Suppression of IL-17 producing type 3 innate lymphoid cells and increased susceptibility to Klebsiella pneumoniae sepsis in neonatal mice exposed to extended empiric antibiotics

Abstract

Abstract Background/Objective Over 75% of newborns admitted to the neonatal intensive care unit (NICU) receive antibiotics with no proven infection (empiric) at birth. Empiric antibiotic use in the NICU increases susceptibility to late onset sepsis, but the mechanisms are poorly understood. Methods Neonatal mice were exposed to broad-spectrum antibiotics through their dams from birth for either 3-(short exposure, SE) or 7-days (long exposure, LE). At 14 days, qRT-PCR was used for bacterial 16S rRNA (stool), antimicrobial proteins (AMPs) and cytokines (small intestine, SI). Blood, liver and spleen cultures was utilized to detect bacterial translocation. Histology of SI was performed for Paneth cells. Flow cytometric analysis of lamina propria (LP) cells determined the presence of type 3 innate lymphoid cells (ILC3), neutrophils, macrophages, T- and B-cells. Susceptibility to sepsis was determined by IP injection of K. pneumoniae in 12-day-old pups. Results Mice exposed to SE and LE showed significant expansion of Enterobacteriaceae (2 log difference).
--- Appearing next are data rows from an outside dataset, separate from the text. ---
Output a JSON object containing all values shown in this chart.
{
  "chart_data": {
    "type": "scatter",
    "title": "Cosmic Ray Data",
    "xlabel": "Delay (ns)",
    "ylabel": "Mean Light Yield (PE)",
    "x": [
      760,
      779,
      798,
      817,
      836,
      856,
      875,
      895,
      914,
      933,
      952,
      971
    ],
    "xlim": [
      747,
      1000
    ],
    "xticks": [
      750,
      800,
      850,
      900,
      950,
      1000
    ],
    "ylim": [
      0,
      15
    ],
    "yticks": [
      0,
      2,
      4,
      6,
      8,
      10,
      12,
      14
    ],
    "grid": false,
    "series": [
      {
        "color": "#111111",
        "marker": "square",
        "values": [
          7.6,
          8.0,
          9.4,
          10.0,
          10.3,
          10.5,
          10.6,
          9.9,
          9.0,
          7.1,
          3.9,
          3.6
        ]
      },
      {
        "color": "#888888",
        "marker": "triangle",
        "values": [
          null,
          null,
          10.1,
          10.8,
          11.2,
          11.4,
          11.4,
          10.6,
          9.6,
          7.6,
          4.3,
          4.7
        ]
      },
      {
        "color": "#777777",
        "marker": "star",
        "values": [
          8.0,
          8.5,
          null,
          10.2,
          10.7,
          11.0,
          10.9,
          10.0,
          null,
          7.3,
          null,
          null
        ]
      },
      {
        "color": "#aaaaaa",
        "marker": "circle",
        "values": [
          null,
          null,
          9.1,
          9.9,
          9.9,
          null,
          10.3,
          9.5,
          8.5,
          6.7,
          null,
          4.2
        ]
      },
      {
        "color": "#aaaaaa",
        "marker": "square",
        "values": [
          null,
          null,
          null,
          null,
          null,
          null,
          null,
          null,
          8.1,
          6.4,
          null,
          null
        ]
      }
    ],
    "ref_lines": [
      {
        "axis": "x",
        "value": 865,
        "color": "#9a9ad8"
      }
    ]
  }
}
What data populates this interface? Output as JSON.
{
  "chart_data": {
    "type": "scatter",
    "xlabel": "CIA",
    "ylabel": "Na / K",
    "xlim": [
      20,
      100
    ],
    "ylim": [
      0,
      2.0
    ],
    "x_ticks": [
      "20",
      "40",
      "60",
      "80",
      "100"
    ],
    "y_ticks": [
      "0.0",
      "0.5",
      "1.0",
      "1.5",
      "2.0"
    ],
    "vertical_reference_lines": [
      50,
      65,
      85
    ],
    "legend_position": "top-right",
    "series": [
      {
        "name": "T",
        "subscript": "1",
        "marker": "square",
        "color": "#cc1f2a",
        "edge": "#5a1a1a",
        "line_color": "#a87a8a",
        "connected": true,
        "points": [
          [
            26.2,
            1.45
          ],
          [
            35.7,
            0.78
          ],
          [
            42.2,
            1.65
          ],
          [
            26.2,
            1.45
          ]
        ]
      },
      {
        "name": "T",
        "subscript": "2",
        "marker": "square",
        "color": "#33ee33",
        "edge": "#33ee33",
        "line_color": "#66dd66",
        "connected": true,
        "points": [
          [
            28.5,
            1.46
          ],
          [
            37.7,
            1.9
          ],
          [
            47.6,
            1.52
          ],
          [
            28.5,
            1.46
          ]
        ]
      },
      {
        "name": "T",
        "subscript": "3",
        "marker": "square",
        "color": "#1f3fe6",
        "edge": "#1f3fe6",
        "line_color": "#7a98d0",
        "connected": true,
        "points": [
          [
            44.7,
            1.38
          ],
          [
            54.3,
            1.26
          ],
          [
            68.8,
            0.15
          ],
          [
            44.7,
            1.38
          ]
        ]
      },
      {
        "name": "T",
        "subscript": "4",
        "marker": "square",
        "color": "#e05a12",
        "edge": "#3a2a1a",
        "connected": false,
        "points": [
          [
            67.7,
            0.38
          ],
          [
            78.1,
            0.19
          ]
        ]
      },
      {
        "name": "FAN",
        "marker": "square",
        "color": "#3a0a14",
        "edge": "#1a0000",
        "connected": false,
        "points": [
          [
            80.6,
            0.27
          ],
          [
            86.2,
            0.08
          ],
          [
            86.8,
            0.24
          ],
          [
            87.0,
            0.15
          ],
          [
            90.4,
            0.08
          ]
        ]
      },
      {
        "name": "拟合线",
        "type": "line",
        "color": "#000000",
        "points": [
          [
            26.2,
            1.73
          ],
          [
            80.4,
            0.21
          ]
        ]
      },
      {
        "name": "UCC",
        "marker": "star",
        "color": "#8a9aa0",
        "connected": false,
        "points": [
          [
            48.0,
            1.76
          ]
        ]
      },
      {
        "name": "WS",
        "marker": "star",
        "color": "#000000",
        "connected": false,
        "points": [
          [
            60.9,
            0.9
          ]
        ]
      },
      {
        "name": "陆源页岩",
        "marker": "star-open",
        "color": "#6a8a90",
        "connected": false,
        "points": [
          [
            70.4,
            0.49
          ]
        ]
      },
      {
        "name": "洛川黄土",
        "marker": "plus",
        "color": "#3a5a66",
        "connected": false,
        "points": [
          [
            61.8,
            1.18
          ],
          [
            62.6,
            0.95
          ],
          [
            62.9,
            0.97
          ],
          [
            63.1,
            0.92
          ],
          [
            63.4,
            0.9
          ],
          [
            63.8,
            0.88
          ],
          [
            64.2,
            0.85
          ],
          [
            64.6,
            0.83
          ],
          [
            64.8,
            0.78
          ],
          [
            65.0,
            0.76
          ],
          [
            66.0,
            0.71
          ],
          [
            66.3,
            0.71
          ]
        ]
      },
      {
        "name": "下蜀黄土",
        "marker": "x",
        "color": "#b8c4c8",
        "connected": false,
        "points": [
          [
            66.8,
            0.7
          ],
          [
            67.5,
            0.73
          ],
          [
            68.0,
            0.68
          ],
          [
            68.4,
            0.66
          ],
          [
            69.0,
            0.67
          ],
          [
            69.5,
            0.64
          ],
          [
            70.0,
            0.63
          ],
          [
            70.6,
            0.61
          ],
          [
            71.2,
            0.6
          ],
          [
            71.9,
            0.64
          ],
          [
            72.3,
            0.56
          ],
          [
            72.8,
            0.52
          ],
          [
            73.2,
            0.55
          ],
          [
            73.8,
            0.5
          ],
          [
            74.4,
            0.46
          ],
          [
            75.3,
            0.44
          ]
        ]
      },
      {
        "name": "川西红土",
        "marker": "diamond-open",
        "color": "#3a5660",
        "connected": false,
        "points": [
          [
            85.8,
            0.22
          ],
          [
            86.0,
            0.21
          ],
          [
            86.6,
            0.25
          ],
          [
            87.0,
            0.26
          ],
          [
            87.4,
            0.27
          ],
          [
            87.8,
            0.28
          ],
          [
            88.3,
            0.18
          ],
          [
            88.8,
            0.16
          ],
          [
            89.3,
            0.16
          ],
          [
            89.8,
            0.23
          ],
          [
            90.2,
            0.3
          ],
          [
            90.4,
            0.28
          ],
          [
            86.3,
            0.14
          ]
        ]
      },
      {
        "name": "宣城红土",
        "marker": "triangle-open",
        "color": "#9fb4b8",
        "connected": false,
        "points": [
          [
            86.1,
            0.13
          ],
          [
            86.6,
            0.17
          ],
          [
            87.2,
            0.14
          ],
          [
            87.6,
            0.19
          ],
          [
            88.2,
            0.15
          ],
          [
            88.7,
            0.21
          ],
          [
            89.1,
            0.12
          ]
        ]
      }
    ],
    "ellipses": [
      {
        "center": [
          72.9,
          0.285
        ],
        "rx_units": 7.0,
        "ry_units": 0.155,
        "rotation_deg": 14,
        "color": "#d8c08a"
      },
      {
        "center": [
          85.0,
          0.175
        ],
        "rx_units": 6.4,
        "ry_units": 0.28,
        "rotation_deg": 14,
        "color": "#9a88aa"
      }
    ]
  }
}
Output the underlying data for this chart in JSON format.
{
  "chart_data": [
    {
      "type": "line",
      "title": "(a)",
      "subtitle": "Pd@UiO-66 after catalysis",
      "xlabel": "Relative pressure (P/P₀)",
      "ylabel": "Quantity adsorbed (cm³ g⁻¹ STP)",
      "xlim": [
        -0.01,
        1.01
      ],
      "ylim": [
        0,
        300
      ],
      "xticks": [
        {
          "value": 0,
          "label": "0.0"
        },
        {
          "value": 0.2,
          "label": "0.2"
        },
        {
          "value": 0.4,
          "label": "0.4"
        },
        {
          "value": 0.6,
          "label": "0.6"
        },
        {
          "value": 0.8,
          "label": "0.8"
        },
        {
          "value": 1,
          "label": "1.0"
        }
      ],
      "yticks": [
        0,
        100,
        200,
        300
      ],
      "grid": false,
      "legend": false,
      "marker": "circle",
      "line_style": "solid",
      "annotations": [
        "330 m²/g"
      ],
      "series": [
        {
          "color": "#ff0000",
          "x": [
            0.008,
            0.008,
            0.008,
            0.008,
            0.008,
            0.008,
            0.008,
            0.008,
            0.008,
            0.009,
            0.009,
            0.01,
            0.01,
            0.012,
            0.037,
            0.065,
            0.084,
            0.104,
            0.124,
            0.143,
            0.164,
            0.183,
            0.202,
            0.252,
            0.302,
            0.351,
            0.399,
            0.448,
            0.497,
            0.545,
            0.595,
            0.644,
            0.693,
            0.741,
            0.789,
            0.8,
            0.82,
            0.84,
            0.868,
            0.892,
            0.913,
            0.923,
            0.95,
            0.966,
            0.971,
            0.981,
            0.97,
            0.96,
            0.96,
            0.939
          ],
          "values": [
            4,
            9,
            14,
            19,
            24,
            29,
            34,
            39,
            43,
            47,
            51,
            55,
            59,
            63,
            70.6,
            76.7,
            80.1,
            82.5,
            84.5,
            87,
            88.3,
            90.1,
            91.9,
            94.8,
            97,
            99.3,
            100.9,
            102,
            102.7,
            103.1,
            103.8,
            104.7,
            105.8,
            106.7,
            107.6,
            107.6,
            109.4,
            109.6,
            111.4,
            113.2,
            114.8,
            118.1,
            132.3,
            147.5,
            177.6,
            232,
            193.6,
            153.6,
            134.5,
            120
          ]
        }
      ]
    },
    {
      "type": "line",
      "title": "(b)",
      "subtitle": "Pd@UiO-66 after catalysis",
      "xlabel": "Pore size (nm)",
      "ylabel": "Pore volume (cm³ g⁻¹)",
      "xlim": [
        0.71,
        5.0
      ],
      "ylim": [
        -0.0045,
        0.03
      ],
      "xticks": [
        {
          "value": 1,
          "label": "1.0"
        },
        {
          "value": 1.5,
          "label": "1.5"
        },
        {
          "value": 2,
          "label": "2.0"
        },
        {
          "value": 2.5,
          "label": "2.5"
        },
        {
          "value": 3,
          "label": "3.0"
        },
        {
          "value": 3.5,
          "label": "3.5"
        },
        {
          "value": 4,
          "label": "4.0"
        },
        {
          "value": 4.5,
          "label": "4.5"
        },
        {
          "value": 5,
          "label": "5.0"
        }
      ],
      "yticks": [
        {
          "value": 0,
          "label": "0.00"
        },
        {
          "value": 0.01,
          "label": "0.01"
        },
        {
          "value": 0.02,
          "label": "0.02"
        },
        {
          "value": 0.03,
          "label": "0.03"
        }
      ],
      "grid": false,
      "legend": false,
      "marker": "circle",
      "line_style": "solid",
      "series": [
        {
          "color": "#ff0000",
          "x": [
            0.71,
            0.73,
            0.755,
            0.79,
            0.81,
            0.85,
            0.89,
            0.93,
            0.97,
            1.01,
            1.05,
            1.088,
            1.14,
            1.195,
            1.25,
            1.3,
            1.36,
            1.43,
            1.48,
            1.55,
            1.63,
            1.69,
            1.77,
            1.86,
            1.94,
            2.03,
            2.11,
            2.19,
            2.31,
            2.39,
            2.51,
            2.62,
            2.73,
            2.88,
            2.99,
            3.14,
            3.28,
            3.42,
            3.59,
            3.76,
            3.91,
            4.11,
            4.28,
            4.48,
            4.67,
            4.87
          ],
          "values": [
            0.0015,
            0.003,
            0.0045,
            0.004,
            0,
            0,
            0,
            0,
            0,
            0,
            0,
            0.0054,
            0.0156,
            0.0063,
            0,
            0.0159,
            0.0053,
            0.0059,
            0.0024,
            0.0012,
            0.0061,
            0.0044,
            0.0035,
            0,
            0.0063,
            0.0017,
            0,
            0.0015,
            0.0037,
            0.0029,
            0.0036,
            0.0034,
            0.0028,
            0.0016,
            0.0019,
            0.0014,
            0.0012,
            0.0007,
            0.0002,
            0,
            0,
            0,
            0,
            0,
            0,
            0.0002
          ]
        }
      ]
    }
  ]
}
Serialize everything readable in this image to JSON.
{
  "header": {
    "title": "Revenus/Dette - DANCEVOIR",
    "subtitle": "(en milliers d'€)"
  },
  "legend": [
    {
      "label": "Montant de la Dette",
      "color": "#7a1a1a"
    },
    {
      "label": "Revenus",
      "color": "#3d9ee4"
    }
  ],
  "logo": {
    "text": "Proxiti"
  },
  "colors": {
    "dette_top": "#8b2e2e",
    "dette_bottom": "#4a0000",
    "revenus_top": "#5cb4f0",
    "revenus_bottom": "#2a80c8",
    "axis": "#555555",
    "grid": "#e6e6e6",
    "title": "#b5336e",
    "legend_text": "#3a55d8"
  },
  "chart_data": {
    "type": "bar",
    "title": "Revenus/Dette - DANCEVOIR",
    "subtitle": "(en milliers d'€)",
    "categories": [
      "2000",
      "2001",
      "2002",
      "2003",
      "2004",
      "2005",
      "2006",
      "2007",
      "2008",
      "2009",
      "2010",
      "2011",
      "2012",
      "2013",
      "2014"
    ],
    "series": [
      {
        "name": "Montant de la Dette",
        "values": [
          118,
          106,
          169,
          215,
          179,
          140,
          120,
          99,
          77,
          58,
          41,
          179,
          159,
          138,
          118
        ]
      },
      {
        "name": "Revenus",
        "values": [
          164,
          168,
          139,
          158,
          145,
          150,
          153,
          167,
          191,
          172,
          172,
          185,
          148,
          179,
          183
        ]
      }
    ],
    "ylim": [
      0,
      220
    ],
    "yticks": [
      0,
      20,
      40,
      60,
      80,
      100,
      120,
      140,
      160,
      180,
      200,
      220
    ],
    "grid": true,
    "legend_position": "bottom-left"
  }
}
LE mice showed baseline translocation of Enterobacteriaceae into the liver and spleen and were more susceptible to sepsis. By flow cytometry, LE mice showed a persistent and significant 50% decrease in IL-17 producing ILC3 in the LP, with other cell types unaffected. Further, the ILC3 present were skewed to the IL-22 producing phenotype. AMPs and Paneth cells were also increased in the SI, likely mediated by the increase in IL-22. Conclusions Extended empiric antibiotic exposure resulted in persistent expansion of Enterobacteriaceae and increased susceptibility to neonatal sepsis, likely mediated by a microbiota-dependent decrease in IL-17-producing ILC3.